En 2025, CIPPEC cumplió 25 años acompañando la construcción de políticas públicas que buscan transformar la vida de las personas. Un cuarto de siglo aportando evidencia, fortaleciendo capacidades estatales y construyendo consensos en torno a una idea simple y urgente: la Argentina necesita crecer, y necesita hacerlo con equidad, sostenibilidad y visión de largo plazo.
Este año marcó un punto de inflexión. Fue tiempo de celebrar la historia institucional y, sobre todo, de renovar el compromiso con el futuro. Porque transformar el presente exige mirar más allá de lo inmediato, reconociendo que la estabilidad macroeconómica, aunque imprescindible, no alcanza por sí sola para generar desarrollo.
A lo largo del año, y guiados por nuestras avenidas estratégicas (Finanzas públicas sostenibles y desarrollo productivo, Educación para el desarrollo, Inclusión social y Transformación del Estado) impulsamos propuestas concretas, acompañamos la gestión pública y promovimos espacios de diálogo federal.
La implementación de la Boleta Única Papel (BUP) en elecciones nacionales fue un hito institucional para el país y para CIPPEC. Esta transformación, fruto de más de una década de trabajo sostenido, fue acompañada por acciones de formación, campañas de información y asesoramiento técnico. La BUP representa mucho más que un cambio en la forma de votar: es una mejora en la calidad democrática y una muestra concreta de que las reformas estructurales pueden hacerse realidad cuando se construyen con evidencia y persistencia.
Este año organizamos en Córdoba el primer Diálogo Federal sobre el futuro del trabajo y el sistema previsional, que reunió a más de 100 referentes de todos los sectores y regiones. Fue un espacio inédito para pensar juntos cómo articular políticas laborales, educativas y productivas en un contexto de transformación tecnológica. Esta convocatoria marcó el inicio de una agenda de consensos estratégicos con una mirada genuinamente federal.
En 2025 profundizamos el trabajo territorial ampliando la cobertura de los Sistemas de Alerta Temprana (SAT) a nuevas provincias para prevenir el abandono escolar, junto con iniciativas de vinculación con el mundo del trabajo. Al mismo tiempo, impulsamos una agenda de calidad centrada en el fortalecimiento de la profesión docente, entendiendo que jerarquizar y acompañar a quienes enseñan es la base para mejorar los aprendizajes y asegurar que cada estudiante tenga herramientas para construir su futuro.
Sostener políticas transformadoras requiere un Estado con capacidades modernas. En 2025 trabajamos en el fortalecimiento de capacidades orientadas a mejorar la gestión del talento humano, promover el uso estratégico de datos y fortalecer la planificación estatal, acompañando procesos de innovación para que las decisiones públicas sean más transparentes y eficientes.

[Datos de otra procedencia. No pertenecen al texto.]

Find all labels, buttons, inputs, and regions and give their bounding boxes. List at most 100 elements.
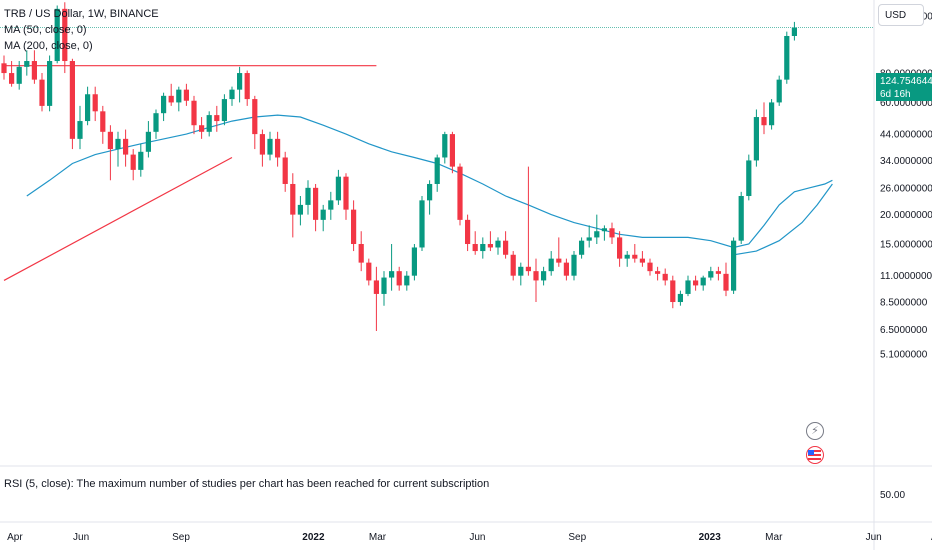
candle[interactable] (16, 61, 22, 90)
candle[interactable] (145, 121, 151, 158)
candle[interactable] (632, 244, 638, 263)
candle[interactable] (389, 244, 395, 291)
candle[interactable] (434, 154, 440, 192)
candle[interactable] (275, 131, 281, 167)
candle[interactable] (480, 237, 486, 259)
candle[interactable] (662, 268, 668, 286)
candle[interactable] (123, 129, 129, 167)
candle[interactable] (107, 125, 113, 181)
candle[interactable] (617, 231, 623, 267)
candle[interactable] (214, 105, 220, 132)
candle[interactable] (351, 200, 357, 252)
candle[interactable] (563, 258, 569, 281)
candle[interactable] (609, 222, 615, 245)
candle[interactable] (54, 5, 60, 64)
candle[interactable] (693, 275, 699, 291)
candle[interactable] (419, 196, 425, 252)
ma200-line[interactable] (733, 183, 833, 256)
candle[interactable] (601, 225, 607, 241)
candle[interactable] (229, 86, 235, 106)
candle[interactable] (62, 2, 68, 74)
candle[interactable] (335, 169, 341, 205)
candle[interactable] (206, 111, 212, 137)
candle[interactable] (715, 266, 721, 281)
candle[interactable] (358, 231, 364, 272)
candle[interactable] (784, 31, 790, 84)
candle[interactable] (776, 75, 782, 106)
candle[interactable] (503, 231, 509, 259)
candle[interactable] (282, 151, 288, 192)
candle[interactable] (586, 225, 592, 248)
candle[interactable] (39, 73, 45, 112)
candle[interactable] (290, 173, 296, 238)
candle[interactable] (791, 21, 797, 41)
lightning-icon[interactable]: ⚡ (806, 422, 824, 440)
candle[interactable] (548, 251, 554, 276)
trend-line[interactable] (3, 156, 233, 281)
candle[interactable] (723, 262, 729, 297)
us-flag-icon[interactable] (806, 446, 824, 464)
candle[interactable] (259, 129, 265, 167)
candle[interactable] (731, 237, 737, 294)
candle[interactable] (244, 70, 250, 106)
candle[interactable] (404, 271, 410, 291)
candle[interactable] (221, 94, 227, 126)
candle[interactable] (320, 204, 326, 232)
candle[interactable] (161, 92, 167, 122)
candle[interactable] (685, 275, 691, 297)
candle[interactable] (411, 244, 417, 281)
candle[interactable] (100, 105, 106, 144)
candle[interactable] (571, 251, 577, 281)
candle[interactable] (472, 231, 478, 255)
candle[interactable] (594, 214, 600, 245)
candle[interactable] (115, 131, 121, 167)
candle[interactable] (677, 290, 683, 306)
candle[interactable] (738, 191, 744, 245)
candle[interactable] (449, 131, 455, 174)
candle[interactable] (297, 196, 303, 226)
candle[interactable] (199, 117, 205, 139)
candle[interactable] (168, 83, 174, 106)
candle[interactable] (442, 131, 448, 164)
candle[interactable] (77, 105, 83, 150)
candle[interactable] (746, 154, 752, 201)
candle[interactable] (9, 61, 15, 87)
candle[interactable] (457, 163, 463, 226)
candle[interactable] (624, 251, 630, 267)
candle[interactable] (92, 86, 98, 122)
candle[interactable] (85, 86, 91, 126)
candle[interactable] (541, 266, 547, 286)
candle[interactable] (700, 275, 706, 291)
candle[interactable] (31, 50, 37, 84)
candle[interactable] (525, 166, 531, 276)
candle[interactable] (753, 109, 759, 167)
candle[interactable] (510, 251, 516, 281)
ma200-legend[interactable]: MA (200, close, 0) (4, 40, 93, 52)
rsi-study-label[interactable]: RSI (5, close): The maximum number of st… (4, 478, 490, 490)
candle[interactable] (670, 275, 676, 309)
candle[interactable] (427, 180, 433, 215)
candle[interactable] (366, 258, 372, 286)
candle[interactable] (237, 66, 243, 103)
candle[interactable] (556, 237, 562, 267)
candle[interactable] (769, 99, 775, 130)
candle[interactable] (183, 83, 189, 106)
candle[interactable] (267, 131, 273, 161)
candle[interactable] (518, 262, 524, 286)
candle[interactable] (153, 109, 159, 139)
candle[interactable] (305, 180, 311, 215)
candle[interactable] (487, 231, 493, 252)
candle[interactable] (191, 95, 197, 135)
candle[interactable] (708, 266, 714, 281)
candle[interactable] (343, 173, 349, 220)
candle[interactable] (647, 258, 653, 276)
candle[interactable] (328, 191, 334, 220)
candle[interactable] (69, 58, 75, 150)
candle[interactable] (313, 183, 319, 232)
candle[interactable] (130, 149, 136, 181)
candle[interactable] (1, 55, 7, 80)
candle[interactable] (495, 237, 501, 255)
candle[interactable] (533, 258, 539, 303)
candle[interactable] (465, 214, 471, 252)
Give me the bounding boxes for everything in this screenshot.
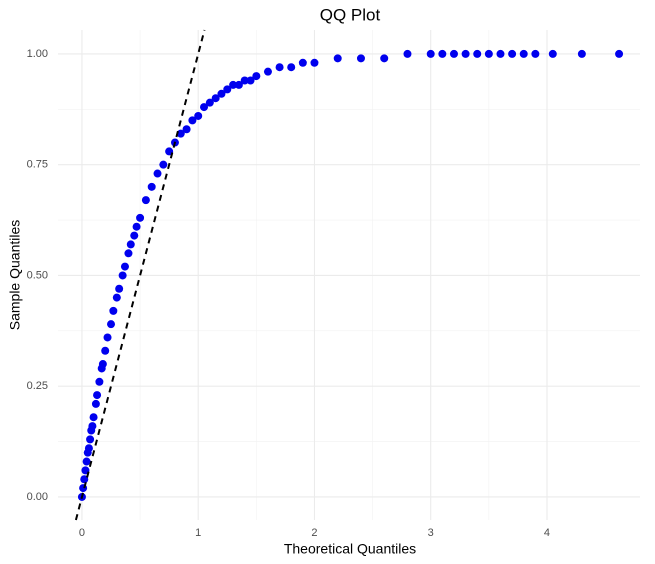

Para potenciar el desarrollo federal, visibilizamos la importancia de contar con una agenda coordinada de inversión en infraestructura energética y evaluamos la política fiscal asociada a la gestión de los recursos naturales no renovables, con foco en el litio. Además, apoyamos a empresas públicas de minería y energía en la mejora de sus prácticas de transparencia. En paralelo, mostramos que el agro puede pasar a una estrategia ofensiva de “producir más con más”. Acompañamos esta visión proponiendo nuevas formas de medir la ruralidad que superen la dicotomía “campo–ciudad” y visibilizando los cuellos de botella logísticos del Norte Grande mediante el Índice de Vulnerabilidad Logística, clave para orientar la inversión.
Lograr el orden macroeconómico es el primer paso. El desafío real empieza ahora: construir un esquema que permita el desarrollo. Para el próximo año, proponemos avanzar sobre los tres pilares clave: el sistema previsional, el tributario y el mercado de trabajo.
Sostenemos que estas reformas deben ser parte de un mismo plan. La integralidad es lo que garantiza que sean sostenibles. Nuestro compromiso es aportar el diálogo y la evidencia necesaria para que estas transformaciones sean justas y estén basadas en datos.